El segundo largometraje de Coralie Fargeat es una sátira de terror corporal que habla sobre el cuerpo femenino.
La sustancia es una película a la que me acerco, supongo, por mi necesidad de ver la programación de estrenos que cada semana abarrotan la cartelera de cine y, además, para sumarme a la tendencia del momento, patentizada por gente que dice cosas maravillosas sobre ella y con frecuencia reiteran, desde su estreno en el Festival de Cine de Cannes, que se trata de un fenómeno singular de esos que se dan una sola vez en la historia del cine. La dirige Coralie Fargeat, una directora francesa comprometida con su agenda de equidad de género que hace algunos años estrenó su ópera prima, la insulsa Revenge, en la que narra la odisea de venganza feminista de una mujer que busca vengarse de unos hombres ricos que la violaron en el desierto. Fargeat afirmó en una entrevista que su inspiración para escribir su guion provino de experiencias personales sobre el cuerpo y la presión social que pesa sobre la apariencia.

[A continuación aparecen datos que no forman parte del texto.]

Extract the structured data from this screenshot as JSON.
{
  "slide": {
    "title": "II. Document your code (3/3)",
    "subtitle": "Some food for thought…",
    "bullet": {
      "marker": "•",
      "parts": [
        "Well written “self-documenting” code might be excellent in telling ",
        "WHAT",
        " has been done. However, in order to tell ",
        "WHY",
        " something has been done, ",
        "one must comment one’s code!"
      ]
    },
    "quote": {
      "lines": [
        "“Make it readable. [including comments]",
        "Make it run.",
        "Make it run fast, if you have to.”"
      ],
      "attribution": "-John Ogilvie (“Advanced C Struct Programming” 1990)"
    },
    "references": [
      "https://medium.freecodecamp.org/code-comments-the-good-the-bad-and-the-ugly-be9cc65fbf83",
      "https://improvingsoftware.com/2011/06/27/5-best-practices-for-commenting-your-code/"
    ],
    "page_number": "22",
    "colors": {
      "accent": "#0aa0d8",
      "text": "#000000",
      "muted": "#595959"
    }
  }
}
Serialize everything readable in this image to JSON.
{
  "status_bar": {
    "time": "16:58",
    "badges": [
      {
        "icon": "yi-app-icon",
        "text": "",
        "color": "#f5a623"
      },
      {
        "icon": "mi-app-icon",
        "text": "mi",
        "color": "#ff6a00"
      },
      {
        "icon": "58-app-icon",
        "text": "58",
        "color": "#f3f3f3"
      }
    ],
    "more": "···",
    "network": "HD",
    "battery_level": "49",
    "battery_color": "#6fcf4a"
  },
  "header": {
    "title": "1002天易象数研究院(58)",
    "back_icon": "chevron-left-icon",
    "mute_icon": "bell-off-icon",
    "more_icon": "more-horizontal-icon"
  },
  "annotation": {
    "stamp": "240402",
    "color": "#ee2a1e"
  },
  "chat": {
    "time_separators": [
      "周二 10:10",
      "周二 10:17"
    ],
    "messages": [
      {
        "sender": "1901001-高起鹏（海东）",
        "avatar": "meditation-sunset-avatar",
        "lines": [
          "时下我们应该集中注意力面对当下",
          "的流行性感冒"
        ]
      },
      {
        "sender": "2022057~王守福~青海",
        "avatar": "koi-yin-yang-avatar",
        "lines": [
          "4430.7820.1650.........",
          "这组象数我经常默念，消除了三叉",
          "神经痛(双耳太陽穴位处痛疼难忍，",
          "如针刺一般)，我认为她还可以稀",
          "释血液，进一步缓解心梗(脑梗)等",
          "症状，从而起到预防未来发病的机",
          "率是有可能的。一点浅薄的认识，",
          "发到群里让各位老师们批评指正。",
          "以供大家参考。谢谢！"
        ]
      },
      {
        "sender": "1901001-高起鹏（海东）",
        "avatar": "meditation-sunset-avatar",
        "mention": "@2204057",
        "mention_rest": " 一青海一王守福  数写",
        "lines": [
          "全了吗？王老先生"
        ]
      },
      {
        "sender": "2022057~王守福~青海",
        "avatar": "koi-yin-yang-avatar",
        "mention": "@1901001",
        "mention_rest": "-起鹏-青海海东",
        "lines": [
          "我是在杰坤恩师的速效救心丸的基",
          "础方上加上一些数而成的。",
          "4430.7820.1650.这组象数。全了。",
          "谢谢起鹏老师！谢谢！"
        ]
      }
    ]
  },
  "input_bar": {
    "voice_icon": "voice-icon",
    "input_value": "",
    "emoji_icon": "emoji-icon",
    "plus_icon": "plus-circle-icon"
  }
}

Tras pasar cerca de dos horas y media absorbiendo las escenas que ofrece, pongo en duda la presunta aclamación que ha obtenido gracias al mercadeo de guerrilla de Mubi y, dicho sea de paso, deduzco de inmediato que la poética del cuerpo de Fargeat está muy influenciada por el cine de David Lynch, Michael Haneke y David Cronenberg. Pero al margen de su cóctel de referencias, lo que ella me narra sobre el cuerpo femenino ya lo he visto antes con mejores resultados en películas como Crudo y Titane, de Julia Ducournau. Su sátira de terror corporal goza de algunas florituras estéticas que le añaden estilismo a la envoltura del producto para el lucimiento de Demi Moore y su discurso sobre la adicción por la belleza, pero a menudo la ausencia de sustancia termina derramada como un líquido aceitoso sobre el paseo de la fama de Hollywood. El show grotesco se repite inútilmente, y se diluye en un refrito de obviedades que me deja en un estado prolongado de indiferencia.
La trama de La sustancia tiene como protagonista a Elisabeth Sparkle (Demi Moore), una actriz de Hollywood que, tras cumplir 50 años, es despedida por el productor sexista Harvey (Dennis Quaid) del programa de televisión de aeróbicos que protagoniza debido a su edad. Este inconveniente envía a Elisabeth en primera fila a un episodio de decadencia que la coloca en un lapso reflexivo poco antes de sufrir un accidente, mientras mira cómo su estrella se apaga y es desechada por la industria que una vez conquistó con su belleza. Sin embargo, en su desesperación por recuperar la gloria del pasado, Elisabeth ordena y consume una droga del mercado negro llamada The Substance, que crea una versión mucho más joven de sí misma al inyectarse un suero de solo uso que activa a la doppelgänger que emerge de una hendidura en su espalda y con la que luego, entre otras cosas, consigue trabajo como actriz emergente en el showbiz que adopta el nombre de Sue (Margaret Qualley).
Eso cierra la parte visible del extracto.